One cigarette will contain between fifteen and twenty five milligrams and a cigar can go as high as forty milligrams.
Nicotine gum, which is very attractive to cats, contains up to 4 milligrams per piece, while a nicotine inhaler contains 100 milligrams per bottle, or about one half milligram per spray.
Nicotine patches are also very attractive to cats and especially dangerous, as they can contain as high as 114 milligrams of nicotine.
However, the most attractive of all of the products to cats, chewing tobacco and pipe tobacco, contains between six and eight milligrams per gram weight.
Snuff is an alarming seventeen milligrams per gram weight.
An average 10 pound cat can become sick very easily by ingesting any of these forms of nicotine, and it does not take a lot for it to become lethal.
However, nicotine dangers in cats do not end there, as there is also a huge risk for your pet to be around second hand smoke.
Several recent studies, including a seven year study on the effects of second hand smoke and cats from the Tufts School of Veterinary Medicine, produced some very startling results.
These studies suggested that cats that are around second hand smoke with one smoker are at twice the risk of developing malignant lymphoma than cats that are not exposed.
If there are two smokers in the house, it soars to four times the risk.
This is a very aggressive form of cancer that affects your pet’s lymph nodes, and is usually fatal.

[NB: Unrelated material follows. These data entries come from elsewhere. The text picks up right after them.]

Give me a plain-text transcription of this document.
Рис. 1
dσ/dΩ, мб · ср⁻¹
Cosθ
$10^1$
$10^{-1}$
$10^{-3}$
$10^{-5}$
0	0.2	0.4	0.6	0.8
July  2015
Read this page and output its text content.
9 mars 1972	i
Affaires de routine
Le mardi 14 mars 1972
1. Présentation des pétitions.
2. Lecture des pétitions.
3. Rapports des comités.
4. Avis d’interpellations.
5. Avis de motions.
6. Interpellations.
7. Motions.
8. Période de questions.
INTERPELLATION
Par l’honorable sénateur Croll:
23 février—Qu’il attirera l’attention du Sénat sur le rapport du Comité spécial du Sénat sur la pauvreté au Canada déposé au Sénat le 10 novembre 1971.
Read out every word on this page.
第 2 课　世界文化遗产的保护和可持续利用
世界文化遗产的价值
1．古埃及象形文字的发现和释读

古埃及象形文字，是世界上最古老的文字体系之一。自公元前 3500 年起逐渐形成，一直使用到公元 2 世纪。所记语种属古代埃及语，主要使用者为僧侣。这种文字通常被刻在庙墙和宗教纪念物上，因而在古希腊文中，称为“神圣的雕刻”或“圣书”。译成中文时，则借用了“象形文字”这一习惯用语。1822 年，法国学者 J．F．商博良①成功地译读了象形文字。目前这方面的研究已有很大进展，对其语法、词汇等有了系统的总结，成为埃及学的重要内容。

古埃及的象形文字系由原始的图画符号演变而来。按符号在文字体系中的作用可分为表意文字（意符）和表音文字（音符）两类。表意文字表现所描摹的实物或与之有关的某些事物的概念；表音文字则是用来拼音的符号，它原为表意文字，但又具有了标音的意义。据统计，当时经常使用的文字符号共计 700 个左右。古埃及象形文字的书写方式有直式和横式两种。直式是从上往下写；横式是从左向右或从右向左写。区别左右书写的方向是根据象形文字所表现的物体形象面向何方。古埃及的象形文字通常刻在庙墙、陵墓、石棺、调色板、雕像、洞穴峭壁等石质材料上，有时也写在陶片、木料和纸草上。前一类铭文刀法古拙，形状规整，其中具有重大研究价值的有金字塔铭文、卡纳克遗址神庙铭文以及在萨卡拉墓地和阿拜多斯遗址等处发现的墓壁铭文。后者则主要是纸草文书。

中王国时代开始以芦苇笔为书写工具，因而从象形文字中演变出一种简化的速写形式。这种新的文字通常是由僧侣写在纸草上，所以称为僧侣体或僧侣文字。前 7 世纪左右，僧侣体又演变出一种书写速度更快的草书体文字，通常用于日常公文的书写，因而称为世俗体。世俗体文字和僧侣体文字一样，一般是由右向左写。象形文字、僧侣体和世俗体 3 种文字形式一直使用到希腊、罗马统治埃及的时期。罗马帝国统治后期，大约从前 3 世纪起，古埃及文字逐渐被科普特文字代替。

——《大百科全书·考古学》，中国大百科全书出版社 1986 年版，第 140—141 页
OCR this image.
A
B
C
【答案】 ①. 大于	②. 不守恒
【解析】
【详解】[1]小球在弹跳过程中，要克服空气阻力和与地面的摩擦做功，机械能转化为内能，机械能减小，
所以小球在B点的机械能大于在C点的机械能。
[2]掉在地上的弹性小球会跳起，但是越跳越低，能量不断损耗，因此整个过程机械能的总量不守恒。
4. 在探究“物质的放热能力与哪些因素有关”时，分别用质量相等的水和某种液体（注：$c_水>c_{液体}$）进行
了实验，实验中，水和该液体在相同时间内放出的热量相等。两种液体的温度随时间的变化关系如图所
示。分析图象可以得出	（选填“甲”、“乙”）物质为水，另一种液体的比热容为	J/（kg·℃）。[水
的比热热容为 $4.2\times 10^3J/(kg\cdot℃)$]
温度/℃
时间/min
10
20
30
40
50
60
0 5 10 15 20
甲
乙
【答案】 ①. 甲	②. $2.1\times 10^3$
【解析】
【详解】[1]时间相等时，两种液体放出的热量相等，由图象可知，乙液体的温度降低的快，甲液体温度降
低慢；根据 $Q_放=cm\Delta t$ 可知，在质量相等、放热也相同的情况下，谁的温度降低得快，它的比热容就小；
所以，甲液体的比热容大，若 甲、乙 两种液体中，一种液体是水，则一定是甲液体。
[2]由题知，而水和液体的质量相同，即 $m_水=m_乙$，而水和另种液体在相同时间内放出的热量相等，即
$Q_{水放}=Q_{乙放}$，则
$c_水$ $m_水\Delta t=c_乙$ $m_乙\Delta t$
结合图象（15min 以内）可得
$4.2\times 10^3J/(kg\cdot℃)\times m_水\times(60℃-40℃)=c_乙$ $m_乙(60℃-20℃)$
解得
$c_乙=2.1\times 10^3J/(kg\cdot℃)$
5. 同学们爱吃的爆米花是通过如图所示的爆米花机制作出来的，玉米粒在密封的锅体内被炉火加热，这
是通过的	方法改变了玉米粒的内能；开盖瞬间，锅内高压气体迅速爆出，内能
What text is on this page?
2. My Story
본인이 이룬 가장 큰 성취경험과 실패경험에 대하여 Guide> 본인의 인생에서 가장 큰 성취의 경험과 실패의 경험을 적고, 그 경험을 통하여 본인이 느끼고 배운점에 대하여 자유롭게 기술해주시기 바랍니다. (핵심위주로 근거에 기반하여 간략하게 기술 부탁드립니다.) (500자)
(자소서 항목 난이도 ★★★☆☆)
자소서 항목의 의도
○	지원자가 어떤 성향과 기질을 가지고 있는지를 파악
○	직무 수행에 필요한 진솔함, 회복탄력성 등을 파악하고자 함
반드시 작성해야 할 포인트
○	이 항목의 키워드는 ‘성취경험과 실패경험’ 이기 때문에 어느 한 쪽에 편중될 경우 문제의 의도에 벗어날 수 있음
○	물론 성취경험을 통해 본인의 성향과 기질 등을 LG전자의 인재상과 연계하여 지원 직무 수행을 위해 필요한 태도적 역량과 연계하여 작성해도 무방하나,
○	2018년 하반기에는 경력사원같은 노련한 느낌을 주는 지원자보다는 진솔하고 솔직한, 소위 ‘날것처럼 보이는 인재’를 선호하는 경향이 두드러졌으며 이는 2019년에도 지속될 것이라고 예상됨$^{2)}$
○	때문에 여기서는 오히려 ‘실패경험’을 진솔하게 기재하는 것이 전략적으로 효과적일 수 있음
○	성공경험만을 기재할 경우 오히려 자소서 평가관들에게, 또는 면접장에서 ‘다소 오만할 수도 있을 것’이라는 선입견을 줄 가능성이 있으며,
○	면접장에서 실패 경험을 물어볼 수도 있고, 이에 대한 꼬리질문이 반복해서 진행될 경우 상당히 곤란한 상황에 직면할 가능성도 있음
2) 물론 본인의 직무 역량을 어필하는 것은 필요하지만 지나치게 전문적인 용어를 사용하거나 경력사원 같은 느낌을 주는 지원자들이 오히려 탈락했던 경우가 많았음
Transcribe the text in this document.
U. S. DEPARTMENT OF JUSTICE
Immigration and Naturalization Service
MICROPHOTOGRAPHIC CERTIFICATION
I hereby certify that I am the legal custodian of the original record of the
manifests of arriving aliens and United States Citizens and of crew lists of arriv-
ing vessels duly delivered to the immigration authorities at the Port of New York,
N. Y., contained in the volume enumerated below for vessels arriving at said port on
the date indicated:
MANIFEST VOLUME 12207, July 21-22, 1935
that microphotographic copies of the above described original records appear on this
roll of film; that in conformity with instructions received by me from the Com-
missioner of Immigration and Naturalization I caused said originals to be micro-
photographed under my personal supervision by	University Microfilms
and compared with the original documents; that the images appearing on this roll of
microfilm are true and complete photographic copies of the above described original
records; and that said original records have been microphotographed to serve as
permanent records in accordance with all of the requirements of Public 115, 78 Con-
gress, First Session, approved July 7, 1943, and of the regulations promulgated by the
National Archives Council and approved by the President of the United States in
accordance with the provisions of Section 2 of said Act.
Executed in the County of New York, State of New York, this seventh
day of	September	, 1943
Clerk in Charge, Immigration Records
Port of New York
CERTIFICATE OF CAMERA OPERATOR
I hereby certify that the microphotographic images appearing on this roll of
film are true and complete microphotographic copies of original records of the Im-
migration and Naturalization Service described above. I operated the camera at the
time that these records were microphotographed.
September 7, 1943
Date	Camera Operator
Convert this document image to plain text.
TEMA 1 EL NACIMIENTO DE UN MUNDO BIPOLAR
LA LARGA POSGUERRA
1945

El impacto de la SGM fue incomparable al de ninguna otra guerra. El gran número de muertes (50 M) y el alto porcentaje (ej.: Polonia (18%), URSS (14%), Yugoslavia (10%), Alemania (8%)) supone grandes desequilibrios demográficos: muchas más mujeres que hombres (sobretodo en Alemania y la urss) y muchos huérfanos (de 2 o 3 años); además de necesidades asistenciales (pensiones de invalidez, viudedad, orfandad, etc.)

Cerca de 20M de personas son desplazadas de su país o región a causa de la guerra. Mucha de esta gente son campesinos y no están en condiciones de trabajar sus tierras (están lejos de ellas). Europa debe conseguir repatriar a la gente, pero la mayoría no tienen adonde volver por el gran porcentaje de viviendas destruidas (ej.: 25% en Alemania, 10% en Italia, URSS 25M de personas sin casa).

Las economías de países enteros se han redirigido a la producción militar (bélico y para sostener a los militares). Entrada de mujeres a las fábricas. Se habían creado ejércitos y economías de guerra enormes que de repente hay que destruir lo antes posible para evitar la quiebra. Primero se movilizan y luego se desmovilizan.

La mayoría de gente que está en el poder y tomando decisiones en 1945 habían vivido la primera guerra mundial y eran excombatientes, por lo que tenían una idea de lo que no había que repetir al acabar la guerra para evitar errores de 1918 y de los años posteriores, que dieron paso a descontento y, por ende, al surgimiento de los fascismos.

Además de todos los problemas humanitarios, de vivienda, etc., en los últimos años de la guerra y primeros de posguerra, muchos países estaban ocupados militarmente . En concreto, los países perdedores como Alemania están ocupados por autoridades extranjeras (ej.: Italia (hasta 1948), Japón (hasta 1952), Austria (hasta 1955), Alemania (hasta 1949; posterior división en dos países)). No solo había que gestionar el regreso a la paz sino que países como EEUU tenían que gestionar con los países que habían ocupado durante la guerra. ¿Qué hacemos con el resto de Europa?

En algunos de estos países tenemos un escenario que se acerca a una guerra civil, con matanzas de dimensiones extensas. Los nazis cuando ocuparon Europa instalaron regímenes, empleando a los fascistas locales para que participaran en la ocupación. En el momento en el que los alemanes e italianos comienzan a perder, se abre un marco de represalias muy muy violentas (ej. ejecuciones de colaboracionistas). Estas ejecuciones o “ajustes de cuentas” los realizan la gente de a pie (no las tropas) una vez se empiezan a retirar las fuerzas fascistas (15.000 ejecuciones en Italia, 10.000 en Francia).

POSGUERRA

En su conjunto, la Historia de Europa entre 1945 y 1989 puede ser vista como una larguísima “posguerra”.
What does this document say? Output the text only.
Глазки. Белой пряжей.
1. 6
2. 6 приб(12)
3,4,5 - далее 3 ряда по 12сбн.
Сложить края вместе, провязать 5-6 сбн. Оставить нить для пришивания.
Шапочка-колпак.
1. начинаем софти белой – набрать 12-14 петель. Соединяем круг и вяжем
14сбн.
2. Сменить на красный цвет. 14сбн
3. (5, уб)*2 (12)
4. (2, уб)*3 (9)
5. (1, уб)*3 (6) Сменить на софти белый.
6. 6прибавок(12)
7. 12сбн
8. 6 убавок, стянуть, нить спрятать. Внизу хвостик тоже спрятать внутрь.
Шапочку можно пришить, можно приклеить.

In fact, over seventy five percent of cats die after one year of contracting this form of cancer.
Squamous cell carcinoma, which affects your cat’s mouth causing cancer plagues, is also greatly increased by second hand smoke.
But by far and away the greatest risk to your cat from second hand smoke is Asthma.
They are not only more susceptible to Asthma, they also more likely to get both viral infections as well as pneumonia.
Nicotine dangers in cats are real and can range from very serious conditions to potentially lethal situations.
Using any type of a nicotine product is a personal choice, but if you do, there are some safety precautions that you can take.
Never leave any type of a nicotine product, new or used, anywhere that your curious cat might venture. You understand the potential hazards, but they do not have a clue what nicotine is.
The flavored tobacco is an accident waiting to happen with your cat.
Utilizing air filter systems and cleaning your cat regularly, can also greatly reduce the effects of second hand smoke.
But above all, watch for any symptoms of nicotine poisoning, especially drooling. Cats do not drool unless something is wrong with them.